Dass Kleider damals noch etwas kosten durften, zeigen Inserate aus Zeitungen der Zeit, die im Gang hängen. Unterhosen aus Henkelplüsch kosteten im Wollenhaus Eichenberger in Beinwil 5.60, Wollsocken 2.90 Franken.

Kleidungsstücke können Geschichten erzählen

Martha Wieland, von Beruf Innendekorateurin, war in den 60er-Jahren in Paris, London und New York, lernte die Modewelt kennen und kam aufs Sammeln von textilen Zeitzeugen. Aus ihrem Fundus haben sich auch die Macher des Films «Mein Name ist Eugen» bedient. Sie macht auch historische Modeschauen.

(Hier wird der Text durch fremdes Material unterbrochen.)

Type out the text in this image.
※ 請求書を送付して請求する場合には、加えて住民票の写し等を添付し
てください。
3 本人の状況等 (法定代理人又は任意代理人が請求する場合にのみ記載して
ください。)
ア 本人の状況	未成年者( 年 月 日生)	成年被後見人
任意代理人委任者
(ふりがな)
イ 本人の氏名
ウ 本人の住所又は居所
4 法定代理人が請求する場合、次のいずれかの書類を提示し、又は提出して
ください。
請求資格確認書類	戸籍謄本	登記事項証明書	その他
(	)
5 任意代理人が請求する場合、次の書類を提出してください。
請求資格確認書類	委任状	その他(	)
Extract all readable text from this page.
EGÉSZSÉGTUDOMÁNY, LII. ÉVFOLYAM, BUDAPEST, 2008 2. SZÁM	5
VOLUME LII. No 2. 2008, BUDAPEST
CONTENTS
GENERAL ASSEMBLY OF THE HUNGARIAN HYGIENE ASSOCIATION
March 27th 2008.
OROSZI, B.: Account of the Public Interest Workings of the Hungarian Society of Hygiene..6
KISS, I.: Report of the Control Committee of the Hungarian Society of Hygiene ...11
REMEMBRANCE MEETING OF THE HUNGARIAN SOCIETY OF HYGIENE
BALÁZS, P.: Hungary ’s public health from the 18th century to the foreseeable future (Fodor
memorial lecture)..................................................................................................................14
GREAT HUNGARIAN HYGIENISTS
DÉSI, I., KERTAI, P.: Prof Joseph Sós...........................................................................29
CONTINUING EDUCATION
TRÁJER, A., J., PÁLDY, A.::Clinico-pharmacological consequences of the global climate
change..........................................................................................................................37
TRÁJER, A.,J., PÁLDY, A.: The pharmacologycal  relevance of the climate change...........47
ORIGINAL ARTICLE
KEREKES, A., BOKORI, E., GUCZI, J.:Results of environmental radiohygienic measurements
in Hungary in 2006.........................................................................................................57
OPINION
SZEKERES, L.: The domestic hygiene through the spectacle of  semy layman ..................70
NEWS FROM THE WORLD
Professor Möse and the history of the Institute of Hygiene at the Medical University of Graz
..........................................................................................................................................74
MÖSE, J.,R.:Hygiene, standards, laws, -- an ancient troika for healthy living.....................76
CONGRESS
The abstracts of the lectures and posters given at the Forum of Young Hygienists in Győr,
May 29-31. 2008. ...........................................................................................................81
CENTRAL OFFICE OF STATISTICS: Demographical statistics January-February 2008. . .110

Vieles bekommt sie geschenkt; anderes findet sie auf Flohmärkten oder bei Ladenliquidationen. «Am schönsten ist es, wenn mir jemand die Geschichte eines Stücks erzählt», sagt sie.

Sie führt nämlich Buch über ihre Objekte. Im Schneggli beschränkt sie sich auf ein Jahrzehnt. Das gibt genügend her. Ziemlich exotisch muten die beiden handgestrickten Bikini im Raum an, der der Bademode gewidmet ist. Anmächelig eingerichtet sind die Zimmer des Schneggli, mit Sorgfalt und Liebe zum Detail.

Filme beeinflussten die Mode, man begann mehr Haut zu zeigen, nicht nur beim Baden: Babydoll und Petty-Coat. Und die Hüte befanden sich auf dem Rückzug. Ebenso das Corset. Dafür kamen, wie frivol, farbige Büstenhalter und Nylonstrümpfe auf.

Von Sophia Loren und Brigitte Bardot inspiriert

Wer es sich leisten konnte, nahm auf Reisen ein mobiles Bügelbrett mit. Und Kölsch ist auch ein Textilmuster: Karo. Doris Day, Brigitte Bardot, Sophia Loren: An stilbildenden Vorbildern mangelte es nicht.

«Damals gab es eine Frühlings- und eine Herbstkollektion, nicht 28 Kollektionen pro Jahr wie heute», sagt Martha Wieland.

Die Ausstellung lässt staunen über die Brautmode betuchter Kreise jener Zeit und die knalligeren Farben, die stoffintensiven Ballkleider, die Tüllstoffe, die eine Frau nicht absitzen liessen. Und den Nerz trug die Frau damals ohne Pelzscham.

Ein neues Museum entsteht in Uerkheim

Mit ihrem Mann André, der sie als Sammler von Literatur und Musik mit Modeliteratur versorgt, eröffnet Martha Wieland demnächst in Uerkheim ein Kostümmuseum, und zwar in der ehemaligen evangelisch-methodistischen Kapelle.

Auf rund 450 Quadratmetern werden in wechselnden Ausstellungen Kostüme und Accessoires aus 150 Jahren Modegeschichte gezeigt. Apropos Accessoires: Die kann man auch im Schneggli sehen, denn die Exponate stehen eingebettet in eine Umgebung. Lockenwickler, Lippenstift, Sprühflasche, Kinderwagen zum Beispiel.